Most people are familiar with fixed screens—screens that are in place year-round, but there is another option available for homeowners called retractable screens. These screens retract by rolling up into a protective housing using the push of a button, making the screen virtually invisible. The best retractable screen systems can be retrofitted into a door or window almost seamlessly so that they are hardly noticeable because the housing fits within the door or around the window.
Retractable screens offer many advantages. Since the screen is retracted when not in use, the fabric is protected from harmful UV rays, dirt, and weather. As a result, retractable screens will significantly outlast traditional flat screens. An added benefit is there is no need to remove the screens and store them away in the winter. Needless to say it also protects against flying or crawling insects while still allowing for fresh ventilation.
If you’re still undecided, here are some pros and cons of both systems to weigh in your debate:
Fixed screens are the most cost-effective solution, making them a good choice if your primary goal is to get a good return on your investment when you sell the home. High-quality screening systems are affordable for most homeowners.

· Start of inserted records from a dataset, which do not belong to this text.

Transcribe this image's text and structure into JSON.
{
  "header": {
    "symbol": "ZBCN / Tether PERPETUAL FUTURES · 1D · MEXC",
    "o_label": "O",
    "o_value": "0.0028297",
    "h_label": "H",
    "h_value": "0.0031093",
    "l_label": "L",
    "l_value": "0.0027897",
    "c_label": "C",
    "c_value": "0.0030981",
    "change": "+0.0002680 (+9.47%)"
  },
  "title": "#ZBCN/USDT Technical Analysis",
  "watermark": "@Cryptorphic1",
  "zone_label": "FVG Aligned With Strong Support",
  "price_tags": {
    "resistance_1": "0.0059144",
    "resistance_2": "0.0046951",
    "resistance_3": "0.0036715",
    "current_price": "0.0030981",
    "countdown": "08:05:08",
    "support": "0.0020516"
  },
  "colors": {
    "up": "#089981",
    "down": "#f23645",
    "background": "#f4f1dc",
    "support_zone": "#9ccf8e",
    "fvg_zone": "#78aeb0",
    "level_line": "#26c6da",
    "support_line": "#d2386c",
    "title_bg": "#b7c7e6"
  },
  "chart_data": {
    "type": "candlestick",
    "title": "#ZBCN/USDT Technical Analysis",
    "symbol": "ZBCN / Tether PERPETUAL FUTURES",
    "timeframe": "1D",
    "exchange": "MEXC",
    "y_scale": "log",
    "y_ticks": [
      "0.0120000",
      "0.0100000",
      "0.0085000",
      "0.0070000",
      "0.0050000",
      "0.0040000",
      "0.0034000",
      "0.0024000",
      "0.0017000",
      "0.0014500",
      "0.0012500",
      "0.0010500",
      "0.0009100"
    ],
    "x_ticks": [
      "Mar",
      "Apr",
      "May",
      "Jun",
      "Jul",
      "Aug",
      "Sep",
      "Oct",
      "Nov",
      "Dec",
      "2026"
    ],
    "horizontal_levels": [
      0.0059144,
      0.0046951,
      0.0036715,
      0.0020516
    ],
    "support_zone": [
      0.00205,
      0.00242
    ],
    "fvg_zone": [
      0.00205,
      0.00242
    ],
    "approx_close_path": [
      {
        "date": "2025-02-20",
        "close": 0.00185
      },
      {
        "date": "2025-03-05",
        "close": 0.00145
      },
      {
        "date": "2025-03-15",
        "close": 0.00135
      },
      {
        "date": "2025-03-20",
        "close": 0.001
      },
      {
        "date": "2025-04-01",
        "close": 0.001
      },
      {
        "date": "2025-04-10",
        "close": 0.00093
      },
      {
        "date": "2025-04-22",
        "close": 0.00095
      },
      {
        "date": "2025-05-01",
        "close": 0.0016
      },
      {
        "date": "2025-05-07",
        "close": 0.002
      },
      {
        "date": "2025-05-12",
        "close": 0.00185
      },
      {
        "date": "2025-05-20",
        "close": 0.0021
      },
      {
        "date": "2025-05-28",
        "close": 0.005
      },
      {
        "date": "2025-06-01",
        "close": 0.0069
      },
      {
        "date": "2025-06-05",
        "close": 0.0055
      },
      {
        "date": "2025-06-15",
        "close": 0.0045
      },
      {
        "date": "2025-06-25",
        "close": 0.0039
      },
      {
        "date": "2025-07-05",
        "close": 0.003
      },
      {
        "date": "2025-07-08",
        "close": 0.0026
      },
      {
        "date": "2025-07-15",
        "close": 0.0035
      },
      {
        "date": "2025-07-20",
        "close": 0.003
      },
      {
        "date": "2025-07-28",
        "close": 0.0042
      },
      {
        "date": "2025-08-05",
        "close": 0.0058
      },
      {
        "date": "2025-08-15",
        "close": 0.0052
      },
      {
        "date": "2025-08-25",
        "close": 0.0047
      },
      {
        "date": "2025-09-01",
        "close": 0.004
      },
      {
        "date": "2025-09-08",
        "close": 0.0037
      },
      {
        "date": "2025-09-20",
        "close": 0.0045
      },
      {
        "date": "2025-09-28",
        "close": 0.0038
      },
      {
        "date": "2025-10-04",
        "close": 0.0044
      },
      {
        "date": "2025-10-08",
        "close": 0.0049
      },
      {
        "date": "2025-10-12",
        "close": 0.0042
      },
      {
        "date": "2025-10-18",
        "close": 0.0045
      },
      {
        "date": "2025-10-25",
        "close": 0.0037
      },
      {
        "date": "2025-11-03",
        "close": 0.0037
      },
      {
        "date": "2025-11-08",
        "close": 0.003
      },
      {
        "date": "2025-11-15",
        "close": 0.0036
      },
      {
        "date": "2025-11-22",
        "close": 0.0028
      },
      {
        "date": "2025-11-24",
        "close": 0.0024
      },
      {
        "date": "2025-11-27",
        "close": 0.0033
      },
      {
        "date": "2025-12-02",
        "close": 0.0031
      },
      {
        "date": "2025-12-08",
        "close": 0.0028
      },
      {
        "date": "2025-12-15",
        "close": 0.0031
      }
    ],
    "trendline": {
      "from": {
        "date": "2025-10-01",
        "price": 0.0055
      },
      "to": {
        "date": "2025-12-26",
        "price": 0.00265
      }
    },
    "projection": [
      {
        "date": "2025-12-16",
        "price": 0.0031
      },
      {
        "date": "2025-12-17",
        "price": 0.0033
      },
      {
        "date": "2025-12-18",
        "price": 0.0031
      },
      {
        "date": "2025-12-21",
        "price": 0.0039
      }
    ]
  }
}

Inexpensive to maintain and to repair.
Fixed screen systems are fairly simple once they are correctly installed by a professional. You can fix just the panel with the issue instead of having to reinstall the entire screen.
Many people are surprised by how great a fixed screen can look nowadays. Newer systems require fewer posts, and the screens are nearly see-through, providing a barrier that’s practically invisible but still bug-proof.

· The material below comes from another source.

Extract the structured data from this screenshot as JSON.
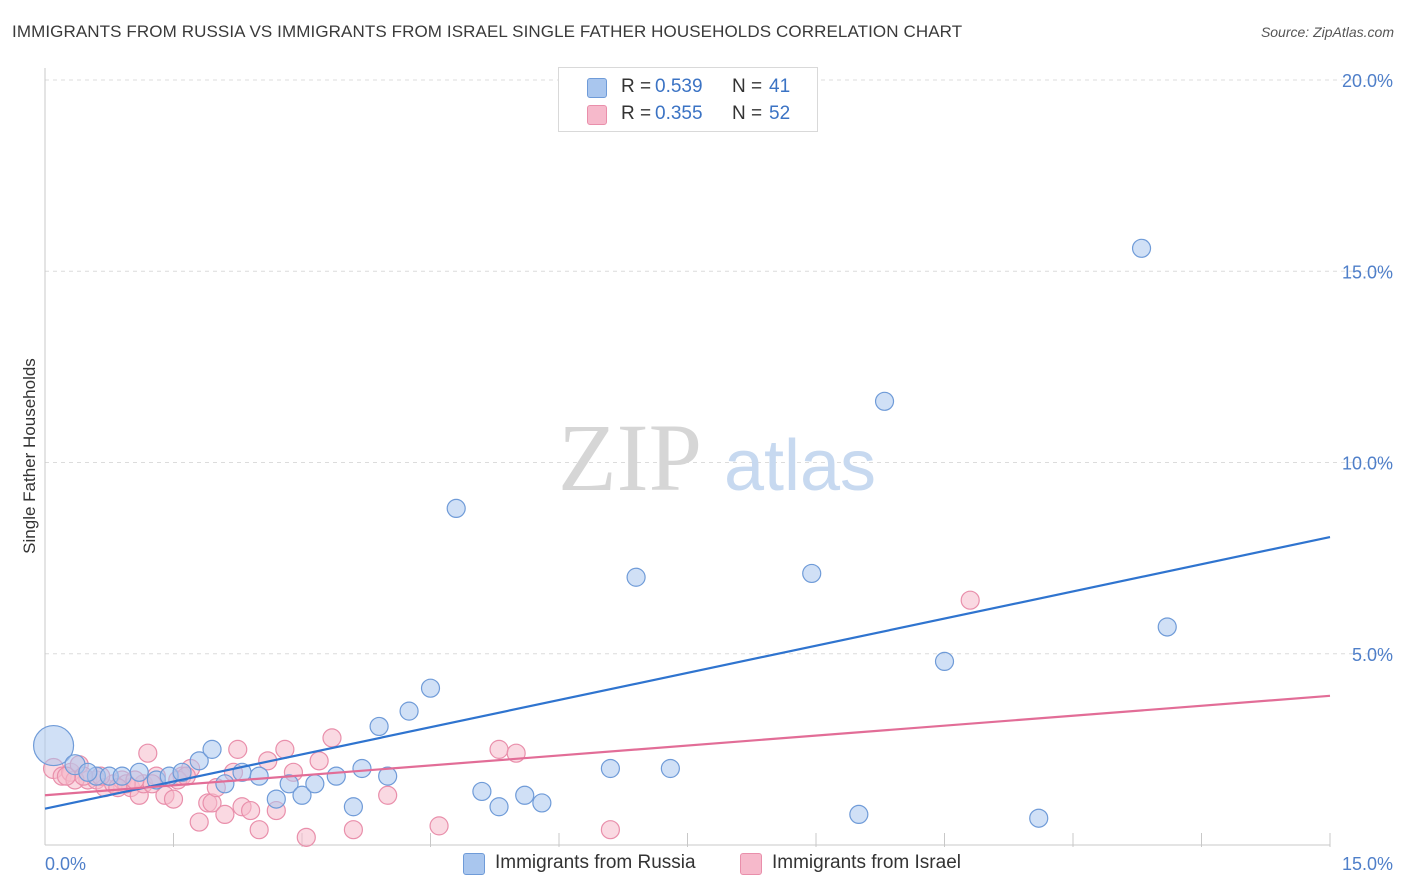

Permanent screens are up year-round, whether you need them or not. For some people, this is a dealbreaker but for others, they don’t mind the permanent year-round use.
Hard to remove.
Some fixed screen systems can be removed for seasonal use, but it can be time-consuming and cumbersome especially if the screens are on windows and porches that aren’t ground level. Storing them is another issue with having to find a place where you can do so safely to protect them from potential rips and damage until you go through the entire process to put them back up.
The screens can span almost twenty feet, which means fewer (or no) columns.
With the push of a button, your screened-in porch becomes an open-air, covered deck. This means you only have to use those screens for the summer months you typically need them. The rest of the year bugs aren’t a real worry so you won’t need the screen.
Connect two porch spaces.
If you have an exterior porch or deck alongside your ground-level screen porch, retractable screens are an ideal way to connect the two. Simply open the screen to take advantage of one larger area. Put the screen down if you want it to act as a wall between the two spaces.
Retractable screens are typically at least five times as expensive as fixed screens. For just one motorized system, you’ll need three systems (for the three “walls”) in most screen porches.
A retractable screen system has many benefits that make it worthwhile, so long as you can afford the investment. Before you decide you absolutely hate your fixed screens, check out new fixed screens systems that have been available in recent years, You might be surprised by how unassuming it really is, even if they’re up all year long.